In section 7.3 we show how the results of a topological analysis can be used to steer other visualization techniques. Among other things, extracted features will be used to automate the seeding of stream lines and particles.

7.1

Construction of Higher Order 3D Vector Fields

While most of the vector fields to be visualized are obtained by simulation or measure- ment processes, Theisel presents an approach to modeling 2D vector fields of higher order topology, i.e., consisting of higher order critical points [The02]. This approach is based on two steps. First, the topological skeleton is interactively modeled by defining critical points and separation curves. Then a piecewise linear vector field is constructed which has the topological skeleton modeled before. The approach is also applied for a topology based compression technique.

In this section we show how to extend this approach to 3D. The methods in [The02] are strictly limited to 2D vector fields because of the following reasons:

• [The02] uses a complete segmentation of the areas around a 2D critical point into sectors of different flow behavior. Such a segmentation of 3D critical points did not exist prior to this thesis in the Visualization and Computer Graphics community. In fact, only first order critical points and the index of higher order critical points [MR02] had been considered before.
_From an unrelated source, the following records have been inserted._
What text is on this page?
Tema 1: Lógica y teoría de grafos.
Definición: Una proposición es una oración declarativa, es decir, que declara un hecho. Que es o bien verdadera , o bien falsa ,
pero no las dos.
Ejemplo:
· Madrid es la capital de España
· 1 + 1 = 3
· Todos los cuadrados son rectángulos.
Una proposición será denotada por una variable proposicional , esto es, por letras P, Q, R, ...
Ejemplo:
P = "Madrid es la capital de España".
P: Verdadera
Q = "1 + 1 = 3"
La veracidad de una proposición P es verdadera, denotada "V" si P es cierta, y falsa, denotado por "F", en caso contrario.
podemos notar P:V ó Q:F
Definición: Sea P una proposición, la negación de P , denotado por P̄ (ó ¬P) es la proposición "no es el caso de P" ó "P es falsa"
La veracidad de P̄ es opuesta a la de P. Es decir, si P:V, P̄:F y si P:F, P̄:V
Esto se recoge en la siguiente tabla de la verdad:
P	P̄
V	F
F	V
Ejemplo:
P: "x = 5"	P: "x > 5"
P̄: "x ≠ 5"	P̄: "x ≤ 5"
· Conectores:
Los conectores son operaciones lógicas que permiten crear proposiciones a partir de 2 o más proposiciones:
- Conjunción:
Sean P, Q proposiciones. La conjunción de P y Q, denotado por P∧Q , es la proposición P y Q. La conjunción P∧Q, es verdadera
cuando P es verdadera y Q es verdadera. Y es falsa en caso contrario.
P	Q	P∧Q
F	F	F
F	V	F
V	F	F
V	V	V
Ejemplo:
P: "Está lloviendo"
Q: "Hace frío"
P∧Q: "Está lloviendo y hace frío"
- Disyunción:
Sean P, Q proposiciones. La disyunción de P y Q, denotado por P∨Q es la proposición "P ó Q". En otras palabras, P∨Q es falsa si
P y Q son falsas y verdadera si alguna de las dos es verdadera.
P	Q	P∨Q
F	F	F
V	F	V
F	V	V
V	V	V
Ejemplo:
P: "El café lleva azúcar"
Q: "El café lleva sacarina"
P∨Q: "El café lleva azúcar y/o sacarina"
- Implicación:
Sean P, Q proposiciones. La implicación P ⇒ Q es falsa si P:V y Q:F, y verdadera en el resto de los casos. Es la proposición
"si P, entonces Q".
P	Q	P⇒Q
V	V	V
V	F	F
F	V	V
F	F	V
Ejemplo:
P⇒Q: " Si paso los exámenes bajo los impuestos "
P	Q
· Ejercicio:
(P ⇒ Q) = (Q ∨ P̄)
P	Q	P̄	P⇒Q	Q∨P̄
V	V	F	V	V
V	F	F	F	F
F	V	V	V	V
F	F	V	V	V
• Contrary to the 2D case, separatrices of 3D vector fields are particular stream surfaces. They tend to have a complex behavior even for rather simple vector fields (see section 2.2.4), making it a cumbersome (or even impossible) task to model them for instance as a parametric surface.

• There exists no approach to create a vector field which has a stream surface coinciding with a modeled parametric surface.

In this section we present the (to the best of our knowledge) first approach to modeling 3D vector fields of arbitrary topology. We extend the main ideas of [The02] to 3D and give solutions for the three problems mentioned above. This is based on the complete classification of 3D critical points into an arbitrary number of sectors of different flow behavior as given in section 2.4. To overcome the second and third problem, we adapt the concept of connectors (see section 3.2) by modeling not the separation surfaces themselves but only their intersection curves. The resulting algorithm is a two-step approach. First the user models a 3D topological skeleton, then a vector field is auto- matically constructed from this. For the user, the problem of modeling a vector field is reduced to the problem of modeling a topological skeleton by a number of control polygons.

We start with giving some motivation to create 3D vector fields by a modeling approach in the next section. In section 7.1.2 we introduce an approach to model the topological skeleton of a 3D vector field based on the already discussed theory of higher order critical points (section 2.4). Section 7.1.3 shows how to construct a vector field from a modeled skeleton. Finally, we demonstrate examples in section 7.1.4.